Navigate the complex landscape of AI in hiring, performance management, and workforce analytics with focus on anti-discrimination compliance and emerging regulations like NYC Local Law 144.
AI is transforming human resources across the employment lifecycle, from recruitment to performance management and workforce planning.
Employment AI must comply with anti-discrimination laws prohibiting bias based on protected characteristics.
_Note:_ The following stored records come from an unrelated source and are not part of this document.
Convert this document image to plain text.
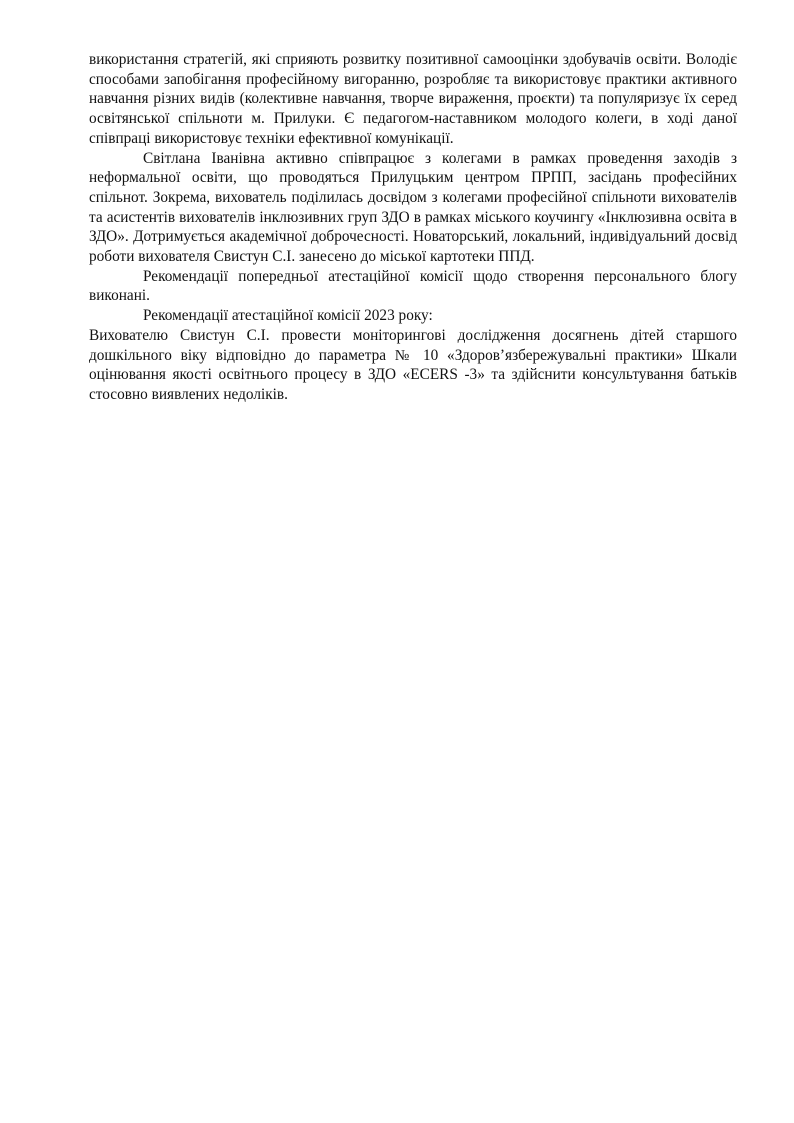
використання стратегій, які сприяють розвитку позитивної самооцінки здобувачів освіти. Володіє способами запобігання професійному вигоранню, розробляє та використовує практики активного навчання різних видів (колективне навчання, творче вираження, проєкти) та популяризує їх серед освітянської спільноти м. Прилуки. Є педагогом-наставником молодого колеги, в ході даної співпраці використовує техніки ефективної комунікації.

Світлана Іванівна активно співпрацює з колегами в рамках проведення заходів з неформальної освіти, що проводяться Прилуцьким центром ПРПП, засідань професійних спільнот. Зокрема, вихователь поділилась досвідом з колегами професійної спільноти вихователів та асистентів вихователів інклюзивних груп ЗДО в рамках міського коучингу «Інклюзивна освіта в ЗДО». Дотримується академічної доброчесності. Новаторський, локальний, індивідуальний досвід роботи вихователя Свистун С.І. занесено до міської картотеки ППД.

Рекомендації попередньої атестаційної комісії щодо створення персонального блогу виконані.

Рекомендації атестаційної комісії 2023 року:

Вихователю Свистун С.І. провести моніторингові дослідження досягнень дітей старшого дошкільного віку відповідно до параметра № 10 «Здоров’язбережувальні практики» Шкали оцінювання якості освітнього процесу в ЗДО «ECERS -3» та здійснити консультування батьків стосовно виявлених недоліків.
| Jurisdiction | Key Laws | Protected Characteristics |
|---|---|---|
| US Federal | Title VII, ADA, ADEA | Race, color, religion, sex, national origin, disability, age (40+) |
| EU | Employment Equality Directive | Age, disability, religion, sexual orientation + national laws |
| UK | Equality Act 2010 | Nine protected characteristics including gender reassignment |
| India | Constitution Art. 14-16 | Religion, race, caste, sex, place of birth |
Even without intentional discrimination, AI hiring tools can have disparate impact on protected groups. Under US law, employers may be liable if selection rates for protected groups are less than 80% of the rate for the highest group (4/5ths rule).
New York City's Local Law 144 is a landmark regulation requiring bias audits of automated employment decision tools (AEDTs).
| Metric | Description |
|---|---|
| Impact Ratio | Selection rate for category / selection rate for most selected category |
| Categories | Sex (male, female), Race/ethnicity (as per EEOC categories) |
| Intersectionality | Impact ratios for sex categories within each race/ethnicity category |
The EU AI Act classifies AI systems for employment purposes as high-risk, requiring compliance with stringent requirements.
When using third-party HR AI tools, employers remain legally responsible for discrimination. Conduct thorough vendor due diligence including review of bias testing, audit reports, and contractual allocation of compliance responsibilities.